Manteca businesses — especially restaurants — may be flushing money down the drain.

It is why the Manteca City Council last week bumped up the municipal rebate for those that replace less efficient toilets with higher efficiency toilets from $50 to $75. The rebate, traditionally accessed by homeowners, can now be used by businesses and owners of residential rental property as Manteca seeks ways to further reduce water consumption.

“We think that might be enough of incentive to get people (to change out toilets),” Ron Light, chairman of the 10-member citizens’ water conservation committee told the council last week.

Light noted the city’s list of the 100 largest water users included four restaurants.

He estimated if one of those restaurants had a pre-2006 high efficiency toilet they would take 1.6 gallons per flush. The new designs use only 1.23 million gallons.
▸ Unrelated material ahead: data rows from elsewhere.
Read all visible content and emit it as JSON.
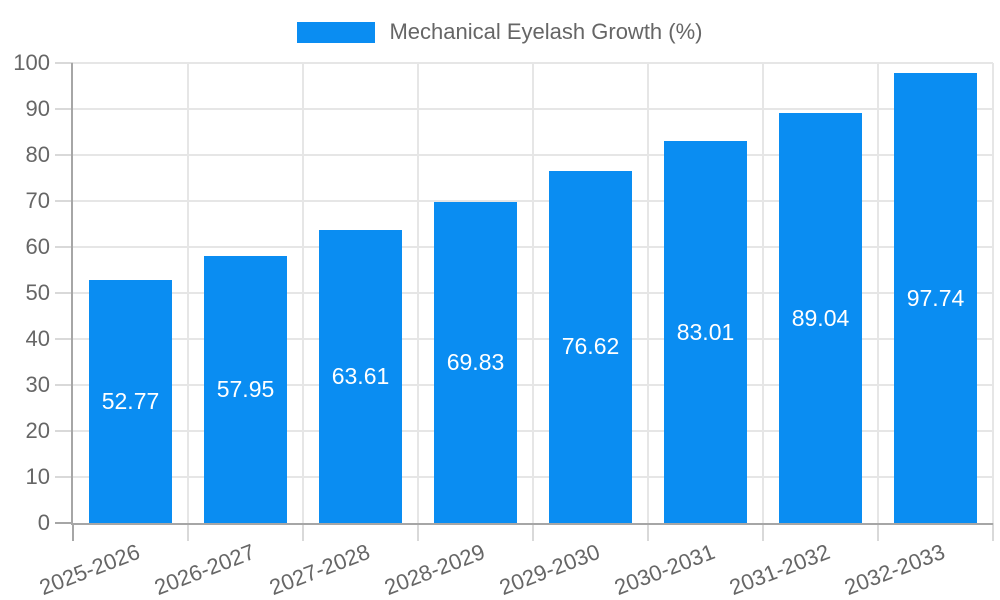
{
  "chart_data": {
    "type": "bar",
    "title": "Mechanical Eyelash Growth (%)",
    "legend": {
      "position": "top",
      "items": [
        "Mechanical Eyelash Growth (%)"
      ]
    },
    "categories": [
      "2025-2026",
      "2026-2027",
      "2027-2028",
      "2028-2029",
      "2029-2030",
      "2030-2031",
      "2031-2032",
      "2032-2033"
    ],
    "series": [
      {
        "name": "Mechanical Eyelash Growth (%)",
        "values": [
          52.77,
          57.95,
          63.61,
          69.83,
          76.62,
          83.01,
          89.04,
          97.74
        ]
      }
    ],
    "value_label_decimals": 2,
    "ylim": [
      0,
      100
    ],
    "yticks": [
      0,
      10,
      20,
      30,
      40,
      50,
      60,
      70,
      80,
      90,
      100
    ],
    "grid": true,
    "colors": {
      "bar": "#0a8df2",
      "bar_value_label": "#ffffff",
      "axis_text": "#666666",
      "grid_line": "#e6e6e6",
      "tick_mark": "#d9d9d9",
      "axis_line": "#a6a6a6",
      "background": "#ffffff"
    }
  }
}
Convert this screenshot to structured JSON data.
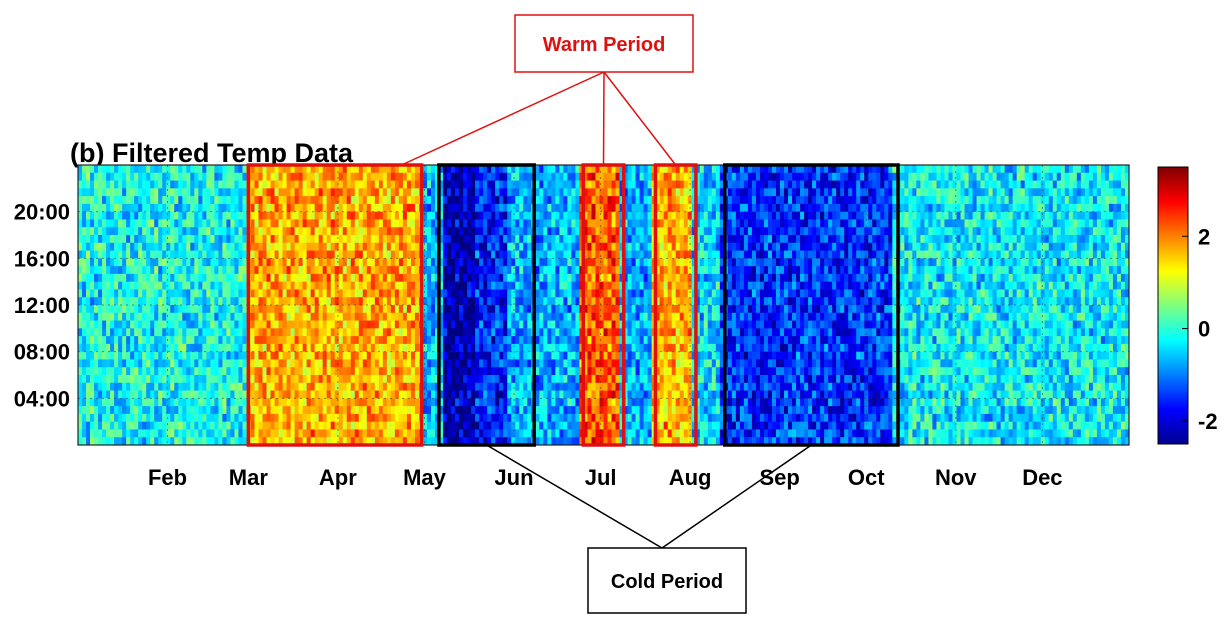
{
  "chart_data": {
    "type": "heatmap",
    "title": "(b) Filtered Temp Data",
    "x_ticks": [
      "Feb",
      "Mar",
      "Apr",
      "May",
      "Jun",
      "Jul",
      "Aug",
      "Sep",
      "Oct",
      "Nov",
      "Dec"
    ],
    "y_ticks": [
      "20:00",
      "16:00",
      "12:00",
      "08:00",
      "04:00"
    ],
    "colorbar": {
      "ticks": [
        2,
        0,
        -2
      ],
      "range": [
        -2.5,
        3.5
      ],
      "colormap": "jet"
    },
    "grid": true,
    "day_of_year_range": [
      1,
      365
    ],
    "hour_range": [
      0,
      24
    ],
    "column_anomaly": [
      {
        "start_doy": 1,
        "end_doy": 60,
        "value": -0.2
      },
      {
        "start_doy": 60,
        "end_doy": 120,
        "value": 1.7
      },
      {
        "start_doy": 120,
        "end_doy": 127,
        "value": -0.6
      },
      {
        "start_doy": 127,
        "end_doy": 138,
        "value": -2.2
      },
      {
        "start_doy": 138,
        "end_doy": 150,
        "value": -1.6
      },
      {
        "start_doy": 150,
        "end_doy": 175,
        "value": -0.7
      },
      {
        "start_doy": 175,
        "end_doy": 188,
        "value": 2.2
      },
      {
        "start_doy": 188,
        "end_doy": 200,
        "value": -0.7
      },
      {
        "start_doy": 200,
        "end_doy": 213,
        "value": 1.7
      },
      {
        "start_doy": 213,
        "end_doy": 223,
        "value": -0.4
      },
      {
        "start_doy": 223,
        "end_doy": 283,
        "value": -1.5
      },
      {
        "start_doy": 283,
        "end_doy": 365,
        "value": -0.3
      }
    ]
  },
  "annotations": {
    "warm": {
      "label": "Warm Period",
      "color": "#e01010",
      "regions": [
        {
          "start_doy": 60,
          "end_doy": 120
        },
        {
          "start_doy": 176,
          "end_doy": 190
        },
        {
          "start_doy": 201,
          "end_doy": 215
        }
      ]
    },
    "cold": {
      "label": "Cold Period",
      "color": "#000000",
      "regions": [
        {
          "start_doy": 126,
          "end_doy": 159
        },
        {
          "start_doy": 225,
          "end_doy": 285
        }
      ]
    }
  }
}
A 10 percent savings based on average use would translate into 122,000 gallons a year.

A quick check of three central Manteca restaurants this week showed two had toilets that were significantly older than the toilets Light was referring to when speaking before the council. Replacing those would result in even higher water savings. Older toilets can use as much as 4 more gallons per flush than the latest high efficiency models.
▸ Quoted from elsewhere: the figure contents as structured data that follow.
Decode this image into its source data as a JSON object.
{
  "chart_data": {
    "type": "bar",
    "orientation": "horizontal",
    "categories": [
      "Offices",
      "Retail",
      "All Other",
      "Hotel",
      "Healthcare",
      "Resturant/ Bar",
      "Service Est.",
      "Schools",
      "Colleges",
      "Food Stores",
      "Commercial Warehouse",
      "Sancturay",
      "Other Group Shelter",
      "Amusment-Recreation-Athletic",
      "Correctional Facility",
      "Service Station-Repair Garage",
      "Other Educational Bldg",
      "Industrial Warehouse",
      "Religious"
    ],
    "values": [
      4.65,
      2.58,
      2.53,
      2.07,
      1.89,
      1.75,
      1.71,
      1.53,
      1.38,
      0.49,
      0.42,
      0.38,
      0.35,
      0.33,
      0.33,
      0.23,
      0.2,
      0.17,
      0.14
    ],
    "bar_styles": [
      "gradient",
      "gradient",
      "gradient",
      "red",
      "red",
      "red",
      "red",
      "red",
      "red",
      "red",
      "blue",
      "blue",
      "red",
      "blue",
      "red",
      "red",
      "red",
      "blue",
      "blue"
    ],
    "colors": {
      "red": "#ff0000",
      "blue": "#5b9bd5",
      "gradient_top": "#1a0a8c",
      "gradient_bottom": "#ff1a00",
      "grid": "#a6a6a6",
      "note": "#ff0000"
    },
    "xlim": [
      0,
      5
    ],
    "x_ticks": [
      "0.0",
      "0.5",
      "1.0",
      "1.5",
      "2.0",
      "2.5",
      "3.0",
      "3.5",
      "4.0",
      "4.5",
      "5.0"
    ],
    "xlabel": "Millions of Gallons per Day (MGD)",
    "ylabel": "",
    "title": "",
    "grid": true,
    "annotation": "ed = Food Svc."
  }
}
Staff stressed the rebate couldn’t be more than the cost of the toilet. While most high efficiency models cost in excess of $100 because they tend to fit in with décor and meet other needs, a quick look at toilets available at Home Depot that qualify for the rates shows it is possible to buy one for $69 meaning you can essentially get a new toilet for free under the rebate program as well as start saving money by reducing your water bill.

Toilets are the largest user of indoor water for homes accounting for 26 percent of a typical household’s consumption according to the American Water Works Association. Clothes washers are next at 21.7 percent, followed by showers and baths at 16.8 percent, faucets at 15.7 percent, and leaks at 13.7 percent, and other at 5.3 percent.

The AWWA notes replacing an existing toilet depending upon its age can cut water use by 20 to 60 percent. A running toilet can waste about 200 gallons of water a day.

Lawn to garden

Rebate cap kicked

up to $650

The council also adopted a committee recommendation to increase the residential rebate cap for those converting lawns to gardens from $500 to $650. The city pays $1 per square foot that is converted. The committee believed increasing that to $650 would encourage people to remove more of their lawn and replace it with shrubs and trees that are more water efficient.

They arrived at that figure by examining those that had already participated in the program

The city as mid-August has received 97 residential lawn-to-garden applications that represent 58,644 sure fete of an average of 644 square feet per home. The council also agreed to reimburse those already approved retroactively up to the $650 cap.

The council also agreed to keep the 10-member committee in place to continue advising the council on ways that water can be saved.